Our time in Mexico came to an end and the transitions that we faced when we returned to Nevada City were not easy. They were and continue to be a growing experience for each of us, a place where it felt ok to hurt in order to grow and love. I, for one, am very confused and unsure about the world. What it means to me, and what I should be doing in it. One of the things I am clearest about is how grateful I am every single day. Learning is everywhere. I knew that before I came, but now I am living and loving that in a different more real way.

Spring break is almost here: another transition and another start to another routine. Ironically, continuous change is becoming a routine for us. It keeps us strong, on our toes, and excited. I don’t know about the others but I am really looking forward to break while at the same time I do not want to leave this space and the feeling of what we have created and continue to strengthen everyday. I am already looking forward to the last day of spring break knowing that I will be returning to Nevada City and the new loving community that I have created there. Once we get back we are going to hit the ground running: preparing for what comes next!

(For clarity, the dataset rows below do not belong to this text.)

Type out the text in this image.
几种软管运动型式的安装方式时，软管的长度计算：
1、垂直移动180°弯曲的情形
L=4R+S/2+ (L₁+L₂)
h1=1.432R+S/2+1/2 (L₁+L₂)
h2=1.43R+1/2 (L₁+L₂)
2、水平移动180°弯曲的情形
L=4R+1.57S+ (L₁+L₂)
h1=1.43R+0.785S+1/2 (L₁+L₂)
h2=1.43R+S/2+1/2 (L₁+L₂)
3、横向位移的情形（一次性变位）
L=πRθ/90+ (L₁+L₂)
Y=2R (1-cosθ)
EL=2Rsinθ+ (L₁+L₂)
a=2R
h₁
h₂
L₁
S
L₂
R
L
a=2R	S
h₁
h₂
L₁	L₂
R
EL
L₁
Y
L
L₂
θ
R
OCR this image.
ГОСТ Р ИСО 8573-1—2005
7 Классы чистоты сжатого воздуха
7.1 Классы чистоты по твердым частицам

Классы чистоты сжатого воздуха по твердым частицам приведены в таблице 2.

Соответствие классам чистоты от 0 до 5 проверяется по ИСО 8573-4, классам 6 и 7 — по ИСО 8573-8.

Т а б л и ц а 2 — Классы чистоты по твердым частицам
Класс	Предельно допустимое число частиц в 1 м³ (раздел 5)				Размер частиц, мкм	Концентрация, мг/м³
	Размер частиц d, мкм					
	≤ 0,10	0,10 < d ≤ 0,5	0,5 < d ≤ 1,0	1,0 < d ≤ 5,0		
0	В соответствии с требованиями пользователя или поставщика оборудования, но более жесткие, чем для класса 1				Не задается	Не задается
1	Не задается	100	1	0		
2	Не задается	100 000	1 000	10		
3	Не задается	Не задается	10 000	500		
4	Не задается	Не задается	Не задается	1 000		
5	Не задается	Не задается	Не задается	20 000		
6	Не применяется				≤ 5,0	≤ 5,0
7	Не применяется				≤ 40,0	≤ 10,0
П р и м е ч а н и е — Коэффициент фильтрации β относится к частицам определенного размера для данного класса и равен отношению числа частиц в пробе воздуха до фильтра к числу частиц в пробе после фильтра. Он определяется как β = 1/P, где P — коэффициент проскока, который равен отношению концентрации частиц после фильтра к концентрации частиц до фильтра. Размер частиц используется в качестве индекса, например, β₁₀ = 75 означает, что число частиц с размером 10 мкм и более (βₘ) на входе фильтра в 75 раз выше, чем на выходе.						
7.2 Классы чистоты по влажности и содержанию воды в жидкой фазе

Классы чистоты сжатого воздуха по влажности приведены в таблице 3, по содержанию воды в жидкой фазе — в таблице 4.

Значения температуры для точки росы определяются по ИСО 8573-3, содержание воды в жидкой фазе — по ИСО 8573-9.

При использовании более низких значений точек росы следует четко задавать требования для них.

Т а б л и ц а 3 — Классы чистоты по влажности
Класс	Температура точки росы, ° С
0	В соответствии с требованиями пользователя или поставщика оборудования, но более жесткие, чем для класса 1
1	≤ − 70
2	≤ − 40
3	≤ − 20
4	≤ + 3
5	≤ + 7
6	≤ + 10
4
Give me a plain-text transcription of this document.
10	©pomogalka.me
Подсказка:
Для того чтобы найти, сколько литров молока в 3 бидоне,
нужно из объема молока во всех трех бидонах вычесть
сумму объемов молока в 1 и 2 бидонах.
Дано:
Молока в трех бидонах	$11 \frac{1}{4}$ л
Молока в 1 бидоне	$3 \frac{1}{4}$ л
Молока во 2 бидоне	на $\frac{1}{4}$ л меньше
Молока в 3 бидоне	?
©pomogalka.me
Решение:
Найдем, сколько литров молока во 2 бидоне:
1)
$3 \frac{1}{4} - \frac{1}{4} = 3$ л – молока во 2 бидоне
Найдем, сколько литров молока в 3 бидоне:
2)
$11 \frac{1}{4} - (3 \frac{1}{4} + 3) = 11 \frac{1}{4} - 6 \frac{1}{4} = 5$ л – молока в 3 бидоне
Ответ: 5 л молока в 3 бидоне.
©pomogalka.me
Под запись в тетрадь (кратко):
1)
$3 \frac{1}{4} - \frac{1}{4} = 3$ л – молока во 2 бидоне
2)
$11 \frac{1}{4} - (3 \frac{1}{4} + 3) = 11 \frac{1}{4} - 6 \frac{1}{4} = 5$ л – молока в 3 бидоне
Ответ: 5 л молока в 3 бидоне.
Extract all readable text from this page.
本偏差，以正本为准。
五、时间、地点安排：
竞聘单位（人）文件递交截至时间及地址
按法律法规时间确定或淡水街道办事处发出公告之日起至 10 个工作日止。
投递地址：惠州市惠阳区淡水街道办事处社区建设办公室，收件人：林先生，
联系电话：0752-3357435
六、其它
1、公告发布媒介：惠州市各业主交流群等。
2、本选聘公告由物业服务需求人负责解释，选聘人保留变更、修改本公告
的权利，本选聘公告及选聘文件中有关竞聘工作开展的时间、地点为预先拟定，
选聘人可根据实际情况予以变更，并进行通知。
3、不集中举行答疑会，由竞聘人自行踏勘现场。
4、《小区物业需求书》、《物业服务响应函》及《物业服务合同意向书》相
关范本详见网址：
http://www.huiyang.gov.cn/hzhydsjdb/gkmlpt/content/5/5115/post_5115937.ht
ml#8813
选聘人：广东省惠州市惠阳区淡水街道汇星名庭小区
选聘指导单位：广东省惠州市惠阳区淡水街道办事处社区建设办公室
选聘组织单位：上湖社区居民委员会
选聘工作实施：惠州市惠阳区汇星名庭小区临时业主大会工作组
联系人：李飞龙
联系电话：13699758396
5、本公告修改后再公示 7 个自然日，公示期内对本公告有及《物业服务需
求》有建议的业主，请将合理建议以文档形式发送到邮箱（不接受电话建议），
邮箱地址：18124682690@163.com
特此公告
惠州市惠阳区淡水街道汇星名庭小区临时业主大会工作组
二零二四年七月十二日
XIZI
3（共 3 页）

We are coming to a close of this cycle of ourjourney. I am sad to see the faces that I have grown so tender with, leave my sight. But I am happy and trustful that they will continue on without us. Everything about this cycle of Finding the Good seems complete to me. It’s all coming full circle, and this makes me excited; excited to see what’s to come and what is yet to be born out of the new cycle. Going home is a guarantee of the end of what has just happened, but its ending is not a removal of me from it. It is both I and the journey that end, and we are reborn into the next stage. I face the mistakes and triumphs in it and embrace them with my heart and my mind. Like the Phoenix, we rise from the ashes of our own demise that was the only solid consequence of us even beginning the journey. The end is not the end, but only the beginning of something new.